Böyle bir “çaresizlik psikolojisini” yaşamanın kolay olduğunu sanıyorlar… Hayır, kolay değil.
Endişe içindeyiz… Korkuyoruz!
* * *
NEREDEN NEREYE…
Endişe içindeyiz… Korkuyoruz!.. Çünkü;
Yolsuzluk, yoksulluk ve yasakları (3Y) kaldırmak için gelenlerin yolsuzluk bataklığını büyüttüklerini gördük. Yirmili yaşlardaki çocuklar bile milyonlar ve milyar dolarlar götürüyor.
Yoksulluk nüfusun büyük kesimine yayıldı. Geçim derdi yüzünden her gün birkaç intihar vakası duyuyoruz.
Yasakların hayatımızı kararttığı bir otoriter demokrasi dönemi yaşıyoruz. Yolsuzluk haberlerine yayın yasağı, 65 yaş üstüne sokağa çıkma yasağı, virüs bulaşmasını azaltmak için(!) içki satış yasağı gibi saçmalıklar; polisin orantısız davranışlarını kameraya çekme yasağı gibi tuhaflıklar icat edildi.
Keşke 3Y karabasanını artarak yaşamak durumunda olmasaydık.
Keşke “Avrupa’nın hasta adamı olarak nitelendirmeyi hak etmiyoruz” diyebileceğimiz güçte olsaydık.
Keşke “gavurdan” borç da almasak, buyruk da.
Keşke dindarlık, Müslümanlık adına sergilenen davranışlarıyla, ateist sayısını artırdıkları için Ateizm Derneklerinin teşekkür ettiği din, bilim ve siyaset adamlarımız olmasaydı.

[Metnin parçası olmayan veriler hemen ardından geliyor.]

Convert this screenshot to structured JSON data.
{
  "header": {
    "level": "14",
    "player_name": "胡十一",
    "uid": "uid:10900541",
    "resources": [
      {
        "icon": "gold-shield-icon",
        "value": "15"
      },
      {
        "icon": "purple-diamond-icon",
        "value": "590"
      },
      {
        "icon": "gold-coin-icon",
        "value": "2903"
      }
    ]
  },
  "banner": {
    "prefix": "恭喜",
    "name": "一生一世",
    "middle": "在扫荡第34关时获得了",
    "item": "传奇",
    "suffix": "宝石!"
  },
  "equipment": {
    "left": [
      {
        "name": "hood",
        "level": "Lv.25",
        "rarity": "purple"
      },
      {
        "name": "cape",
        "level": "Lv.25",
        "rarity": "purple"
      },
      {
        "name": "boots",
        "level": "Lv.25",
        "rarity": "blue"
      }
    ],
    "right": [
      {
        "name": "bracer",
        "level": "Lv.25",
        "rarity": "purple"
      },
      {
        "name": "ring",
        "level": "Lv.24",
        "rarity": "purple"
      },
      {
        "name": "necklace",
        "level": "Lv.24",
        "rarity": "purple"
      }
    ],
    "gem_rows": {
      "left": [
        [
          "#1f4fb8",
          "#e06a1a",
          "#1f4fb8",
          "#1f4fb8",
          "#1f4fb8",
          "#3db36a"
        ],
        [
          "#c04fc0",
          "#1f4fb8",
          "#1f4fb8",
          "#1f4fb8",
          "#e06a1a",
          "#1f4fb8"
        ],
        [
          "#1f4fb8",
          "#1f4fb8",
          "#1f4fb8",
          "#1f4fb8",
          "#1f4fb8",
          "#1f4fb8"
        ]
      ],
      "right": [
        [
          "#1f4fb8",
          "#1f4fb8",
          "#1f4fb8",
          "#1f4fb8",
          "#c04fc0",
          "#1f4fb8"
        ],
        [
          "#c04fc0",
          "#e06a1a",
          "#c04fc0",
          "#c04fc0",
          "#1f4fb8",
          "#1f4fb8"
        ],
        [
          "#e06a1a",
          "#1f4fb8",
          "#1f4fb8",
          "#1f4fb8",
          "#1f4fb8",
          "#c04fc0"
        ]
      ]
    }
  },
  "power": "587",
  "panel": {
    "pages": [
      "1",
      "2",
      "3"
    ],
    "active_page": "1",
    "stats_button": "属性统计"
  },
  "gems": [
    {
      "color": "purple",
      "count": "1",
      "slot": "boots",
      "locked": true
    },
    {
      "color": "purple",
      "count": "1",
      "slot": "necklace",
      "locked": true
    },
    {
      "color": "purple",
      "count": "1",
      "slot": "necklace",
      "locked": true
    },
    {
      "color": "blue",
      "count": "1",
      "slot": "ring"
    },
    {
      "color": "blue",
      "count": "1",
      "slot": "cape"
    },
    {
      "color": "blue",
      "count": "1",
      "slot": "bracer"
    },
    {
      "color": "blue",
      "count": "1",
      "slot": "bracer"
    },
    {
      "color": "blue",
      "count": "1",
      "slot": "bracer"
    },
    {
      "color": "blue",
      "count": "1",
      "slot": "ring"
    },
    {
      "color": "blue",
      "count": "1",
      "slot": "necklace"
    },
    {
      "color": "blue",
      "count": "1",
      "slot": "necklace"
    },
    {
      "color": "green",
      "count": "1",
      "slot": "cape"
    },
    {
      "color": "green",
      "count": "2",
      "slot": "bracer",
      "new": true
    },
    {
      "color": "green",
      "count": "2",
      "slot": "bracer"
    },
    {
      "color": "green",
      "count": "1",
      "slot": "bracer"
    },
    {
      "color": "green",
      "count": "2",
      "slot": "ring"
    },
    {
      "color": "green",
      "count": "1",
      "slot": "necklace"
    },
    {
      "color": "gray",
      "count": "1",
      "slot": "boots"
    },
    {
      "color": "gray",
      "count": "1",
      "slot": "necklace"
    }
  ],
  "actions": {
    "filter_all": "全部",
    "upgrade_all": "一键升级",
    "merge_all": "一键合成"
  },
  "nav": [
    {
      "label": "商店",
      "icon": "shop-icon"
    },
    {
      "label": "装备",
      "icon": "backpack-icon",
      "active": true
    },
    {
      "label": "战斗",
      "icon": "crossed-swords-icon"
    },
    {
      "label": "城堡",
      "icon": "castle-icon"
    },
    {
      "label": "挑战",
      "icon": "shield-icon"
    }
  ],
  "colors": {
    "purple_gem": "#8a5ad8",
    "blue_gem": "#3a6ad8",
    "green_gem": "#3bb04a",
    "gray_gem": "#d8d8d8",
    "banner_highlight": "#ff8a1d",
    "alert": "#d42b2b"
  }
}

Keşke “alnı secdeye değen” insanların dürüst, ahlaklı ve karakterli olduğuna inanmaya devam edebilseydik. Siyasal İslamcıların sayesinde din, inanç ve milli değerlerden bahseden herkese şüpheyle bakar olduk.
Keşke bizi yönetenler dürüst kalabilseydi. Kendilerine “mücahit” diyenlerin bir kısmının devlet kaynaklarından beslenen “müteahhit”, bir kısmının “her şeye müsait” hale geldiğini gördük.
* * *
ÇIKMAZ SOKAK
Bir süreliğine iktidar emanetini verdiklerimiz, size sesleniyoruz!
“Demokrasi” dediniz, “hukuk” dediniz, “insan hakları” dediniz de geldiniz. “Kuvvetler ayrılığını” ortadan kaldırıp “otoriter bir yönetim” oldunuz.
“Özgürlük ve hukuk” gibi kavramları sadece kendiniz için istediğiniz anlaşıldı. “Haklının değil, güçlünün hukukunu” seçtiniz.
“Liyakat” dediniz, “meşveret” dediniz de geldiniz. Devletten ve kurumlardan ehliyet ve liyakati uzaklaştırdınız. Yakınlarınız, partilileriniz, iş birliği yaptıklarınızı makamlara getirdiniz. Kamuda ve hatta sivil kuruluşlarda bile herkes sarayın işaretine göre tavır alır oldu. İstişareyi, ortak aklı yok ettiniz.
Devletin kurumsal yapısını bozdunuz, beşerî sermayesini çökerttiniz. Devletin tecrübesinin kayıtlı olduğu hard diski formatladınız.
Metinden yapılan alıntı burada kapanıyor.